Najprawdopodobniej białoruska prowokacja sprawiła, że grupa kombatantów czekających na odprawę w Kuźnicy została skandalicznie potraktowana przez polską Straż Graniczną. - Białorusini śmieli się, widząc całą sytuację - powiedział nam świadek zdarzenia.
W ubiegły czwartek pociągiem osobowym Grodno - Białystok przyjechała do Polski zorganizowana grupa 16 osób (trzech obywateli RP i 13 obywateli Białorusi). Starsi ludzie mieli wziąć udział w Zjeździe Żołnierzy Armii Krajowej. Przy dworcu PKP w Kuźnicy na grupę czekał autokar, którym weterani mieli jechać do Warszawy. Ludzie ci, za zgodą polskich pograniczników opuścili pociąg. Dokonano odprawy paszportowej i celnej. I wtedy zaczęły się problemy.
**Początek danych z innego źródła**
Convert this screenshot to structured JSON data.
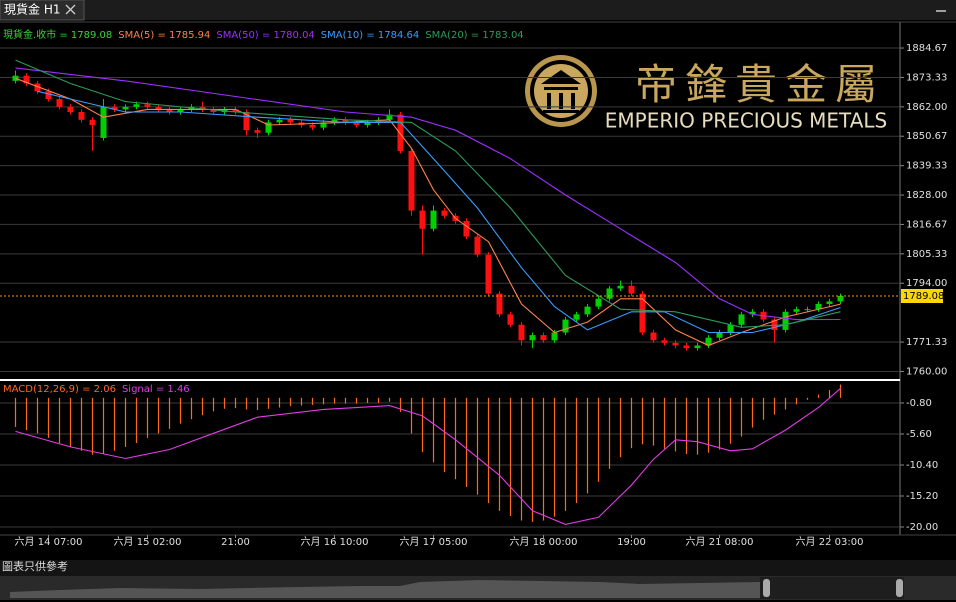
{
  "tab": {
    "title": "現貨金 H1"
  },
  "logo": {
    "chinese": "帝鋒貴金屬",
    "english": "EMPERIO PRECIOUS METALS"
  },
  "footer": "圖表只供參考",
  "chart_data": [
    {
      "type": "candlestick",
      "name": "現貨金.收市 = 1789.08",
      "name_color": "#3cd23c",
      "up_color": "#00d000",
      "down_color": "#ff1010",
      "last_color": "#ffd700",
      "grid": true,
      "ylim": [
        1756.7,
        1894.7
      ],
      "yticks": [
        {
          "value": 1760,
          "label": "1760.00"
        },
        {
          "value": 1771.33,
          "label": "1771.33"
        },
        {
          "value": 1794,
          "label": "1794.00"
        },
        {
          "value": 1805.33,
          "label": "1805.33"
        },
        {
          "value": 1816.67,
          "label": "1816.67"
        },
        {
          "value": 1828,
          "label": "1828.00"
        },
        {
          "value": 1839.33,
          "label": "1839.33"
        },
        {
          "value": 1850.67,
          "label": "1850.67"
        },
        {
          "value": 1862,
          "label": "1862.00"
        },
        {
          "value": 1873.33,
          "label": "1873.33"
        },
        {
          "value": 1884.67,
          "label": "1884.67"
        }
      ],
      "open": [
        1872,
        1874,
        1871,
        1868,
        1865,
        1862,
        1860,
        1857,
        1850,
        1862,
        1861,
        1862,
        1863,
        1862,
        1861,
        1860,
        1861,
        1862,
        1861,
        1860,
        1861,
        1860,
        1853,
        1852,
        1856,
        1857,
        1856,
        1855,
        1854,
        1856,
        1857,
        1856,
        1855,
        1856,
        1857,
        1859,
        1845,
        1822,
        1815,
        1822,
        1820,
        1818,
        1812,
        1805,
        1790,
        1782,
        1778,
        1772,
        1774,
        1772,
        1775,
        1780,
        1782,
        1785,
        1788,
        1792,
        1793,
        1790,
        1775,
        1772,
        1771,
        1770,
        1769,
        1770,
        1773,
        1775,
        1778,
        1782,
        1783,
        1780,
        1776,
        1783,
        1784,
        1784,
        1786,
        1787
      ],
      "high": [
        1876,
        1875,
        1872,
        1869,
        1866,
        1863,
        1861,
        1858,
        1865,
        1863,
        1863,
        1864,
        1864,
        1863,
        1862,
        1862,
        1863,
        1864,
        1862,
        1862,
        1862,
        1861,
        1854,
        1857,
        1858,
        1858,
        1857,
        1856,
        1857,
        1858,
        1858,
        1857,
        1857,
        1858,
        1861,
        1860,
        1846,
        1824,
        1824,
        1823,
        1821,
        1819,
        1813,
        1806,
        1791,
        1783,
        1779,
        1775,
        1775,
        1776,
        1781,
        1783,
        1786,
        1789,
        1793,
        1795,
        1795,
        1791,
        1776,
        1773,
        1772,
        1771,
        1771,
        1774,
        1776,
        1779,
        1783,
        1784,
        1784,
        1781,
        1784,
        1785,
        1785,
        1787,
        1788,
        1790
      ],
      "low": [
        1871,
        1870,
        1867,
        1864,
        1861,
        1859,
        1856,
        1845,
        1849,
        1860,
        1860,
        1861,
        1861,
        1860,
        1859,
        1859,
        1860,
        1860,
        1859,
        1859,
        1859,
        1851,
        1850,
        1851,
        1855,
        1855,
        1854,
        1853,
        1853,
        1855,
        1855,
        1854,
        1854,
        1855,
        1856,
        1844,
        1820,
        1805,
        1814,
        1819,
        1817,
        1811,
        1804,
        1789,
        1781,
        1777,
        1770,
        1769,
        1771,
        1771,
        1774,
        1779,
        1781,
        1784,
        1787,
        1791,
        1789,
        1774,
        1771,
        1770,
        1769,
        1768,
        1768,
        1769,
        1772,
        1774,
        1777,
        1781,
        1779,
        1771,
        1775,
        1782,
        1783,
        1783,
        1785,
        1786
      ],
      "close": [
        1874,
        1871,
        1868,
        1865,
        1862,
        1860,
        1857,
        1855,
        1862,
        1861,
        1862,
        1863,
        1862,
        1861,
        1860,
        1861,
        1862,
        1861,
        1860,
        1861,
        1860,
        1853,
        1852,
        1856,
        1857,
        1856,
        1855,
        1854,
        1856,
        1857,
        1856,
        1855,
        1856,
        1857,
        1859,
        1845,
        1822,
        1815,
        1822,
        1820,
        1818,
        1812,
        1805,
        1790,
        1782,
        1778,
        1772,
        1774,
        1772,
        1775,
        1780,
        1782,
        1785,
        1788,
        1792,
        1793,
        1790,
        1775,
        1772,
        1771,
        1770,
        1769,
        1770,
        1773,
        1775,
        1778,
        1782,
        1783,
        1780,
        1776,
        1783,
        1784,
        1784,
        1786,
        1787,
        1789.08
      ],
      "series": [
        {
          "name": "SMA(5) = 1785.94",
          "color": "#ff8050",
          "x": [
            0,
            5,
            8,
            12,
            20,
            23,
            30,
            34,
            36,
            38,
            40,
            43,
            46,
            49,
            52,
            55,
            57,
            60,
            63,
            66,
            70,
            75
          ],
          "values": [
            1873,
            1865,
            1858,
            1861,
            1861,
            1855,
            1856,
            1857,
            1846,
            1830,
            1819,
            1810,
            1786,
            1775,
            1779,
            1788,
            1788,
            1776,
            1770,
            1775,
            1781,
            1785.94
          ]
        },
        {
          "name": "SMA(50) = 1780.04",
          "color": "#9b30ff",
          "x": [
            0,
            10,
            20,
            30,
            36,
            40,
            45,
            50,
            55,
            60,
            64,
            67,
            71,
            75
          ],
          "values": [
            1877,
            1872,
            1866,
            1860,
            1858,
            1853,
            1842,
            1828,
            1815,
            1802,
            1788,
            1782,
            1780,
            1780.04
          ]
        },
        {
          "name": "SMA(10) = 1784.64",
          "color": "#3a9cff",
          "x": [
            2,
            6,
            10,
            15,
            22,
            30,
            35,
            38,
            42,
            46,
            49,
            52,
            56,
            59,
            63,
            67,
            71,
            75
          ],
          "values": [
            1868,
            1864,
            1860,
            1860,
            1858,
            1856,
            1856,
            1842,
            1823,
            1800,
            1785,
            1776,
            1783,
            1783,
            1775,
            1775,
            1779,
            1784.64
          ]
        },
        {
          "name": "SMA(20) = 1783.04",
          "color": "#2e9b5a",
          "x": [
            0,
            5,
            10,
            20,
            30,
            36,
            40,
            45,
            50,
            55,
            60,
            66,
            70,
            75
          ],
          "values": [
            1880,
            1871,
            1864,
            1860,
            1857,
            1856,
            1845,
            1823,
            1797,
            1784,
            1783,
            1777,
            1778,
            1783.04
          ]
        }
      ]
    },
    {
      "type": "bar",
      "grid": true,
      "ylim": [
        -21.24,
        2.45
      ],
      "yticks": [
        {
          "value": -20,
          "label": "-20.00"
        },
        {
          "value": -15.2,
          "label": "-15.20"
        },
        {
          "value": -10.4,
          "label": "-10.40"
        },
        {
          "value": -5.6,
          "label": "-5.60"
        },
        {
          "value": -0.8,
          "label": "-0.80"
        }
      ],
      "categories": [
        null,
        null,
        null,
        "六月 14 07:00",
        null,
        null,
        null,
        null,
        null,
        null,
        null,
        null,
        "六月 15 02:00",
        null,
        null,
        null,
        null,
        null,
        null,
        null,
        "21:00",
        null,
        null,
        null,
        null,
        null,
        null,
        null,
        null,
        "六月 16 10:00",
        null,
        null,
        null,
        null,
        null,
        null,
        null,
        null,
        "六月 17 05:00",
        null,
        null,
        null,
        null,
        null,
        null,
        null,
        null,
        null,
        "六月 18 00:00",
        null,
        null,
        null,
        null,
        null,
        null,
        null,
        "19:00",
        null,
        null,
        null,
        null,
        null,
        null,
        null,
        "六月 21 08:00",
        null,
        null,
        null,
        null,
        null,
        null,
        null,
        null,
        null,
        "六月 22 03:00",
        null
      ],
      "series": [
        {
          "name": "MACD(12,26,9) = 2.06",
          "color": "#ff6a1a",
          "values": [
            -4.5,
            -5,
            -5.5,
            -6.2,
            -7,
            -7.6,
            -8.2,
            -8.8,
            -8.7,
            -8.2,
            -7.6,
            -7,
            -6.2,
            -5.5,
            -4.8,
            -4,
            -3.3,
            -2.7,
            -2.1,
            -1.7,
            -1.6,
            -1.8,
            -1.9,
            -1.7,
            -1.5,
            -1.3,
            -1.2,
            -1.1,
            -1,
            -0.9,
            -0.9,
            -0.9,
            -0.8,
            -0.8,
            -0.6,
            -2.2,
            -5.5,
            -8.4,
            -10,
            -11.5,
            -12.6,
            -13.8,
            -15,
            -16.3,
            -17.5,
            -18.3,
            -19,
            -19.2,
            -19,
            -18.4,
            -17.5,
            -16.3,
            -14.8,
            -13,
            -11,
            -9.2,
            -7.8,
            -7.2,
            -7.4,
            -7.9,
            -8.3,
            -8.7,
            -8.8,
            -8.5,
            -8,
            -7.1,
            -6,
            -4.6,
            -3.4,
            -2.6,
            -1.8,
            -1,
            -0.3,
            0.5,
            1.2,
            2.06
          ]
        },
        {
          "name": "Signal = 1.46",
          "color": "#e23ce2",
          "x": [
            0,
            5,
            10,
            14,
            18,
            22,
            28,
            34,
            37,
            40,
            44,
            47,
            50,
            53,
            56,
            58,
            60,
            62,
            65,
            67,
            70,
            73,
            75
          ],
          "values": [
            -5.2,
            -7.6,
            -9.4,
            -8,
            -5.5,
            -3,
            -1.8,
            -1.2,
            -2.8,
            -6.5,
            -12,
            -17.5,
            -19.6,
            -18.5,
            -13.5,
            -9.5,
            -6.5,
            -6.8,
            -8.2,
            -7.9,
            -5,
            -1.5,
            1.46
          ]
        }
      ]
    }
  ]
}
- Przyjechaliśmy do Kuźnicy Białostockiej. Sprawdzili nam paszporty, wysadzili na peron i powiedzieli: czekać. Czekaliśmy bardzo długo, ponad godzinę, a ludzie mają już po 90 lat i więcej. Nikt nie umiał nam odpowiedzieć, dlaczego nas trzymają. Okazało się, że czekali na dwóch wojskowych z psem. Kazali nam ustawić torby w rząd i odejść. Nie zważali na to, że w większości byliśmy w mundurach, w stopniach oficerskich. Kilkakrotnie pies obwąchiwał bagaże - mówiłą kpt. Weronika Sebastianowicz, prezes Związku AK-owców na Białorusi w rozmowie z portalem wpolityce.pl. - Najbardziej zawstydzające było to, że ci, którzy naprawdę coś przewożą nielegalnie, przekraczają granicę, aby handlować przemycanym towarem, oglądali sobie, jak nas potraktowano.(...) Nie chodzi o to, że obrazili nas, ale polski mundur wojskowy - dodała.
Według rzecznik prasowej komendanta głównego SG, mjr Justyny Szmidt-Grzech, funkcjonariusze SG otrzymali informację o możliwości przemytu przez granicę środków odurzających i psychotropowych. Tyle, że prawdopodobnie była to prowokacja białoruskich służb. - Białorusini, którzy stali przy dworcu śmieli się, widząc to wszystko - opowiadał nam świadek zdarzenia. - Polscy pogranicznicy zachowali się skandalicznie.
Tymczasem, jak podał portal polskieradio.pl, w miniony poniedziałek Weronika Sebastianowicz rozmawiała o tym, co się stało z odpowiedzialnymi za przykrą sytuację polskimi pogranicznikami. Rozmowa trwała dwie godziny. - Bardzo mocno żałowali. Przyjęłam przeprosiny, bo było mi ich szkoda - stwierdziła Weronika Sebastianowicz.